Stakeholders have highlighted the underlying issues hampering the growth of intra-African trade despite the ratification of the African Continental Free Trade Agreement by 39 out of 54 countries on the continent.
At the 50th anniversary of the Manufacturer’s Association of Nigeria, the Secretary-General of the African Continental Free Trade Area
(AfCFTA), Wamkele Mene, said interconnectivity and transit of goods were among the major challenges. He said various tariffs and levies across the borders increased the cost of connectivity between nations on the continent.
He said, “Trade in Africa has not risen above 18 per cent of capacity, and a large part of that trade is informal and in primary commodities.
“Africa has historically lacked depth in manufacturing and industrial capacity to solve unemployment and erase poverty. These reasons were why solutions, of which the agreement is part, were drawn up in 2012 by leaders in the African Union.
“Our duty at the AfCFTA Secretariat is to engage governments and ministers to establish policy environment for manufacturing to thrive and drive investment in the productive sectors such as pharmaceuticals, auto, agro-processing and other value chains that will boost Africa’s manufacturing capacity and internal trade.”
The Vice President of the Afreximbank, Amr Kamel, noted that African countries generally scored low on the World Bank’s ease of doing business ranking due to the relatively harsh business environment compared to countries that ranked higher.
He said coupled with the logistics bottlenecks and infrastructural deficit, trade in Africa became complicated.
He explained that Afreximbank noted that the lack of financing was not a major problem but the scarcity of bankable projects on the continent.
Kamel said, “Getting a project to a stage that is bankable is quite a challenge. At Afreximbank, we created a project preparation facility designed to build what it takes to get the project to a level where it is bankable.
“On the issue of infrastructure, a very good way of addressing that is the development of industrial parks and special economic zones. It is much easier to provide necessary infrastructure and regulatory requirements in a much smaller geographical area than for the whole continent.
“We are working the Federal Ministry of Industry, Trade and Investment through providing advice on how to set up these facilities and financing projects in Nigeria.”
The President of the Dangote Group of Companies, Aliko Dangote, said to enhance the potential of the AfCFTA, governments had to address problems in cross-border movements.

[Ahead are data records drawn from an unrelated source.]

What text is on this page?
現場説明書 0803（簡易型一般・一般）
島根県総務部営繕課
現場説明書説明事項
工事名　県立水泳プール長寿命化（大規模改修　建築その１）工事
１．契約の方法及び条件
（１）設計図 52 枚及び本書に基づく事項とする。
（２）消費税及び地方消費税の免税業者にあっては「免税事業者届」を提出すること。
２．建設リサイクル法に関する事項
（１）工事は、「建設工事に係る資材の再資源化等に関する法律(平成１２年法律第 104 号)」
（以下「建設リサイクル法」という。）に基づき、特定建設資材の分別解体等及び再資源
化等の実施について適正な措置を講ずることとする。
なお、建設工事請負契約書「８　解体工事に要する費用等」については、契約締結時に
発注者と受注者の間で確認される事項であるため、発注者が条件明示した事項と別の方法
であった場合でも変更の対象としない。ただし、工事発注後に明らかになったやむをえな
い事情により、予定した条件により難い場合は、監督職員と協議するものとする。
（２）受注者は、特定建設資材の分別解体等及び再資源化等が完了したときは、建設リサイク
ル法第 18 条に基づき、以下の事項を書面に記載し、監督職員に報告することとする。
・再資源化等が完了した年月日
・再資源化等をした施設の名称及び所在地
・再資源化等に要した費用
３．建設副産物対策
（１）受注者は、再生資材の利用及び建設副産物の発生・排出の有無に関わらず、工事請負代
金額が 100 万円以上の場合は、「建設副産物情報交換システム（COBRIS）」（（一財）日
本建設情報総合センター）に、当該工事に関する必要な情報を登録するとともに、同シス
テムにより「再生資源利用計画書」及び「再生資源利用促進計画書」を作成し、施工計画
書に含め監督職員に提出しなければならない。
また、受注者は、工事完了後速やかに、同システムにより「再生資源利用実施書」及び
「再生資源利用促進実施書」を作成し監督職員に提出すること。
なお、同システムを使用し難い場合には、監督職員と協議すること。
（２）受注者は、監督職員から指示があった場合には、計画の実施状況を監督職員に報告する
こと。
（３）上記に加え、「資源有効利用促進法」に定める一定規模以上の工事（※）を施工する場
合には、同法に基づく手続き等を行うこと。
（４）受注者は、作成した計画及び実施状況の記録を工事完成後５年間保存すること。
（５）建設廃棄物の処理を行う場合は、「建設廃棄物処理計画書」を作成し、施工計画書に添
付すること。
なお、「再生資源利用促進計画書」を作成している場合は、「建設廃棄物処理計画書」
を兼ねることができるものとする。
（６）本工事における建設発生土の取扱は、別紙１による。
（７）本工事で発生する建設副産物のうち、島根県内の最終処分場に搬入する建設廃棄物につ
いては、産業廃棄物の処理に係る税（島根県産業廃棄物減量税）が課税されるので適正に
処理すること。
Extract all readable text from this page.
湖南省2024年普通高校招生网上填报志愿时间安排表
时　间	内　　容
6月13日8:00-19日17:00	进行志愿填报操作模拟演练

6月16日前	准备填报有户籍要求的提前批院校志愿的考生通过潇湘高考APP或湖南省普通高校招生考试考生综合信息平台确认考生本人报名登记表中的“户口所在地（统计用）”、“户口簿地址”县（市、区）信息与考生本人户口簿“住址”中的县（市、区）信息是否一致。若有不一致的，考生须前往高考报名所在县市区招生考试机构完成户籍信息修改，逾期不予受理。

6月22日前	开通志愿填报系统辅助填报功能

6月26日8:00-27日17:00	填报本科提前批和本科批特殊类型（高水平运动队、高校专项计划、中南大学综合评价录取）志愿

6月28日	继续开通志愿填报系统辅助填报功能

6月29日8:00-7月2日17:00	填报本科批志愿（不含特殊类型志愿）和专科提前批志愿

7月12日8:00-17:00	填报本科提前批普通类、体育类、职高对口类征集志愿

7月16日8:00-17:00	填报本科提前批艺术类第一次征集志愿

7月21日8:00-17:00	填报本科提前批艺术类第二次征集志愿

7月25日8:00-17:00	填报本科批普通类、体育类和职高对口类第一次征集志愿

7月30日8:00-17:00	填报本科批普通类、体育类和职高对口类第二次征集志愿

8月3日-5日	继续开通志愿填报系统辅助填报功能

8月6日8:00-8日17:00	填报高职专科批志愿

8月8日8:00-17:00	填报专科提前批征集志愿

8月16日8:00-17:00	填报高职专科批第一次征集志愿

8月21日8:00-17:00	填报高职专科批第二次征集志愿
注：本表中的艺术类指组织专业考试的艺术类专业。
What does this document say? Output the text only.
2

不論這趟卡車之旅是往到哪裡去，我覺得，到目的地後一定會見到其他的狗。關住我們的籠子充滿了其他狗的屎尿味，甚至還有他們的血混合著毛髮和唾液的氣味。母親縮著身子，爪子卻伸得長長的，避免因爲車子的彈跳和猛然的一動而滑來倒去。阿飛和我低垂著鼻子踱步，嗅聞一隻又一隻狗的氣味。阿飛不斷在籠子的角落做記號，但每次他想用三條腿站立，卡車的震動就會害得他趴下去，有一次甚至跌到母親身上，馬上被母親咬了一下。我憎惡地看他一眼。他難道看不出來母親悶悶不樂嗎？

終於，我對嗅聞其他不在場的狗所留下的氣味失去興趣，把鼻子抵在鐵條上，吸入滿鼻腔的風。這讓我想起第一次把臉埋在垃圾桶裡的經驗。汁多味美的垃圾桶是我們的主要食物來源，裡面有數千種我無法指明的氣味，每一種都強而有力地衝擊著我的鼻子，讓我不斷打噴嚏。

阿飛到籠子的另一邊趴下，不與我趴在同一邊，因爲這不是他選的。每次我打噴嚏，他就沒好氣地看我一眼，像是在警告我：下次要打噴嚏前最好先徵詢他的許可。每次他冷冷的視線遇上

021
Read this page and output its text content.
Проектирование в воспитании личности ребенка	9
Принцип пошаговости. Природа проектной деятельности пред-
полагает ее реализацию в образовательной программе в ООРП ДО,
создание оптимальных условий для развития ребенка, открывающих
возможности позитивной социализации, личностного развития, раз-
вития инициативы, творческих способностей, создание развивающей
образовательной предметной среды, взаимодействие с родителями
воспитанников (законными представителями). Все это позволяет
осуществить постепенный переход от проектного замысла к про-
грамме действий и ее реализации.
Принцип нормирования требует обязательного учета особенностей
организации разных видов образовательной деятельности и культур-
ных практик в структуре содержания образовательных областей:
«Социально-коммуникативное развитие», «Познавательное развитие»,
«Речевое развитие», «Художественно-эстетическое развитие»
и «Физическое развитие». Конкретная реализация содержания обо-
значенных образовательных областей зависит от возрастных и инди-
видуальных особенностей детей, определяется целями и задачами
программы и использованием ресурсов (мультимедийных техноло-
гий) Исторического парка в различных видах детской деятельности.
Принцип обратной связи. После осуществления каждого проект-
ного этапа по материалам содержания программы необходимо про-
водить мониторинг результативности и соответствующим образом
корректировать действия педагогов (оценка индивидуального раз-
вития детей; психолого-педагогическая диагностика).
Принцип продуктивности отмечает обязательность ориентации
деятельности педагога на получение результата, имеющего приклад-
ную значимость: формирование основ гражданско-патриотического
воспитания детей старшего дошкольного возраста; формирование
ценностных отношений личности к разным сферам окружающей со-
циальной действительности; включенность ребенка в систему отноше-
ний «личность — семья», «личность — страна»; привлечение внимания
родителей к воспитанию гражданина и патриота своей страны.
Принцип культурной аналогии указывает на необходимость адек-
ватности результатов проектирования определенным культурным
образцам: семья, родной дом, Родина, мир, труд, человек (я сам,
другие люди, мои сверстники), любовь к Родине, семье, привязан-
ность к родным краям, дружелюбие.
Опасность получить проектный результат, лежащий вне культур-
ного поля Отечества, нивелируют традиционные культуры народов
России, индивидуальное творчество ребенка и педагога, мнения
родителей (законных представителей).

He said, “It takes us two weeks to get our trucks to Ghana, a trip of not more than 10-12 hours. We spend 10 days moving to Togo from Nigeria. Governments need to have the political will to tackle these border issues.
“Why should intra-African trade still be at an average of 15 per cent? We need to get it to about 55 to 60 per cent. Another thing is to reduce the cost of gas.”
Dangote said for Africa to be globally competitive in manufacturing, the continent must produce high-quality products at the cheapest cost possible.
“What I think we need to do is concentrate first on meeting our domestic demand. If you can get this right, you can then export to other markets. Government has to remove most of the hurdles of infrastructure and implement friendly regulations,” he added.